St Vincent’s unable to confirm if medical records stolen

The Australian, 25 December 2023

One of Australia’s largest health networks that was the target of a cyber security breach has no idea whether hackers stole private medical data almost a week after the attack.

St Vincent’s hospital on Monday confirmed it did not know whether sensitive health records had been taken, sparking concern the organisation had failed in its duty to protect sensitive patient information.

The Australian understands all the data stolen in the attack happened last Tuesday. It took another day for the health provider to brief Home Affairs Minister Clare O’Neil and the incident was not publicly announced until Friday. Anthony Albanese had not received a briefing on the incident when he conducted a press conference in Cairns on Friday.

Government sources say they believed a “relatively small amount” of data was stolen.

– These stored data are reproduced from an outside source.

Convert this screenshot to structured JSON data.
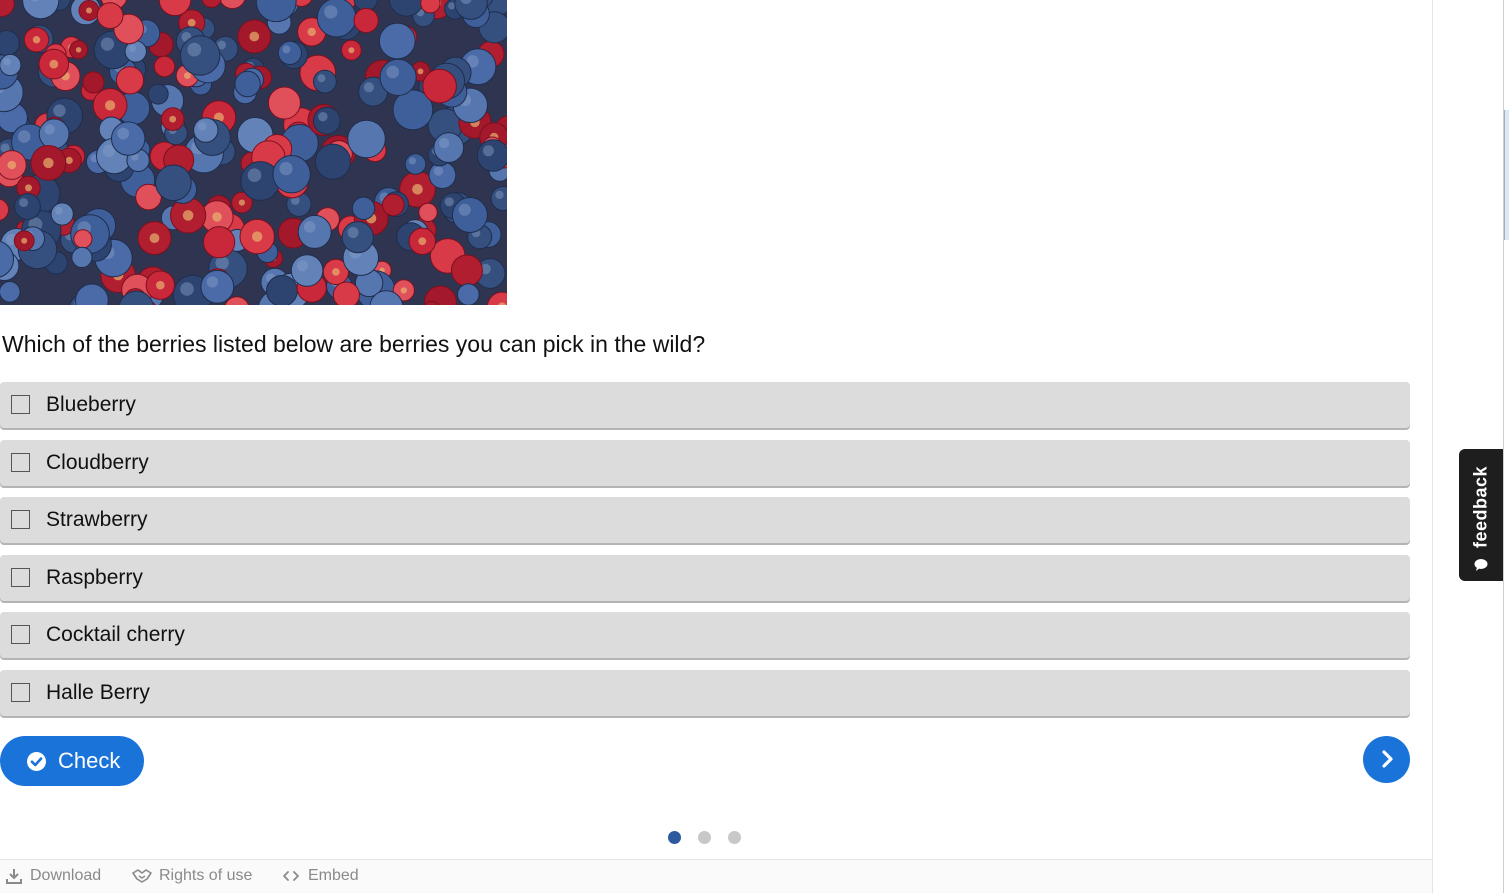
{
  "question": {
    "text": "Which of the berries listed below are berries you can pick in the wild?"
  },
  "options": [
    {
      "label": "Blueberry",
      "checked": false
    },
    {
      "label": "Cloudberry",
      "checked": false
    },
    {
      "label": "Strawberry",
      "checked": false
    },
    {
      "label": "Raspberry",
      "checked": false
    },
    {
      "label": "Cocktail cherry",
      "checked": false
    },
    {
      "label": "Halle Berry",
      "checked": false
    }
  ],
  "actions": {
    "check_label": "Check",
    "check_icon": "check-circle-icon",
    "next_icon": "chevron-right-icon"
  },
  "pager": {
    "total": 3,
    "current": 1
  },
  "footer": {
    "download_label": "Download",
    "rights_label": "Rights of use",
    "embed_label": "Embed"
  },
  "feedback": {
    "label": "feedback",
    "icon": "speech-bubble-icon"
  },
  "colors": {
    "accent": "#1a73d9",
    "option_bg": "#dcdcdc",
    "pager_active": "#2b5b9c",
    "pager_inactive": "#c8c8c8",
    "feedback_bg": "#1e1e1e"
  }
}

Peak medical bodies, unions and the opposition blasted the organisation amid concern it had failed to protect private information which could undermine Australians’ confidence in the hospital system more broadly.

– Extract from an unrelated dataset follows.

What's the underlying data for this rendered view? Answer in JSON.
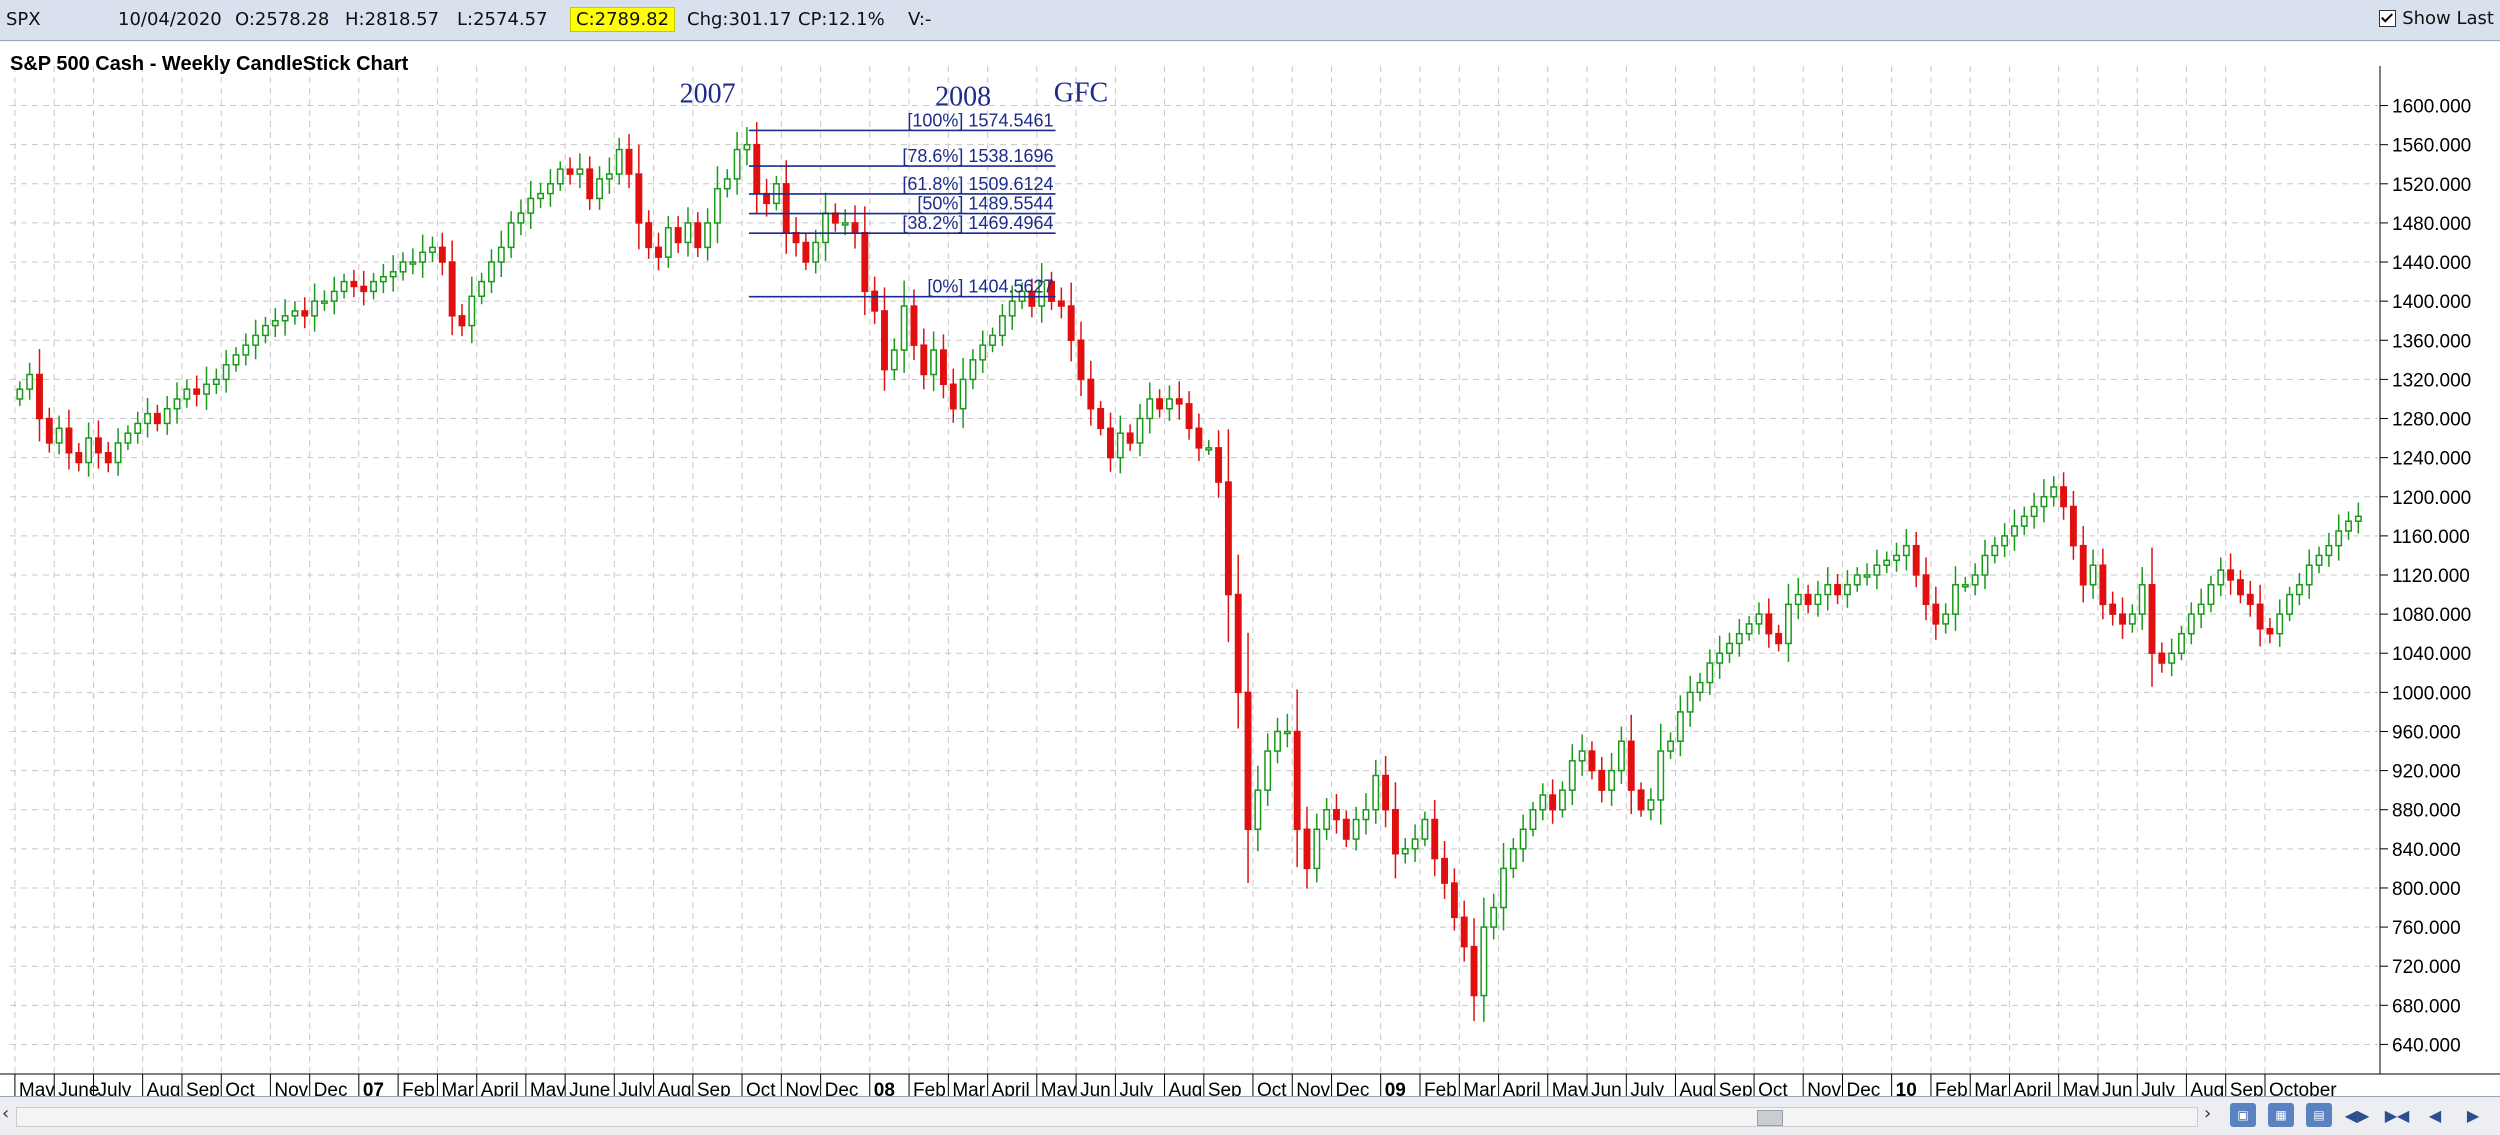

St Vincent’s, operator of 10 hospitals and 26 aged-care facilities in NSW, Queensland and Victoria, on Friday revealed it had been the subject of a major health breach it had first detected and begun responding to on Tuesday.

A spokesman on Friday said it was still working to determine what data had been removed but by Monday no further information had been gathered.

“St Vincent’s continues to investigate the cyber crime and will update as that work develops, as we did on Friday,” the spokesman said. “The investigation and monitoring efforts are continuing around the clock. Should we identify any personal data that was stolen we will do everything to directly contact anyone personally impacted by this attack on us by cyber criminals.”

Health Services Union national secretary Gerard Hayes said the group’s failure to ascertain what data had been stolen was a “major concern” and that the attack must be a “wake-up call” for medical institutions and governments.

“That is a major concern. I have been a big supporter of electronic records but the utmost levels of ­security must go into that. I am mindful people have a range of extremely sensitive conditions and privacy must be of the utmost concern,” Mr Hayes said.

“We have seen from the Optus and Medibank hacks that everyone must be doing everything they can to give confidence to people that things are being done to protect their data. If health and hospitals can be hacked then this is a wake-up call not only for those institutions but governments too to prevent it.”

The chief executive of patient advocacy group Australian Patients Association, David Clark, criticised St Vincent’s amid concern it should have some idea on whether private data had been stolen given almost week had passed.

“It is a concern for us in itself a week later they still have no idea what happened and have no idea how much data was taken,” Mr Clark said. “It’s not clear the impact this has on patients; we don’t know if information was taken but we do know when hackers get hold of sensitive information they often sell it and make it available more widely.”

Opposition health and aged care spokeswoman Anne Ruston called on Labor to urgently update Australians on the security of their health data and reveal when it first knew about the attack.

“It is outrageous that we have not had an update from the Prime Minister, Health Minister or Home Affairs Minister regarding the security of Australian health data” she told The Australian.

“The opposition calls on the government to publicly confirm that they are assisting St Vincent’s and demands swift and comprehensive action to prevent further breaches.”

Australian Medical Association president Steve Robson said the hack underscored the need for hospitals to be “great custodians of patient data”.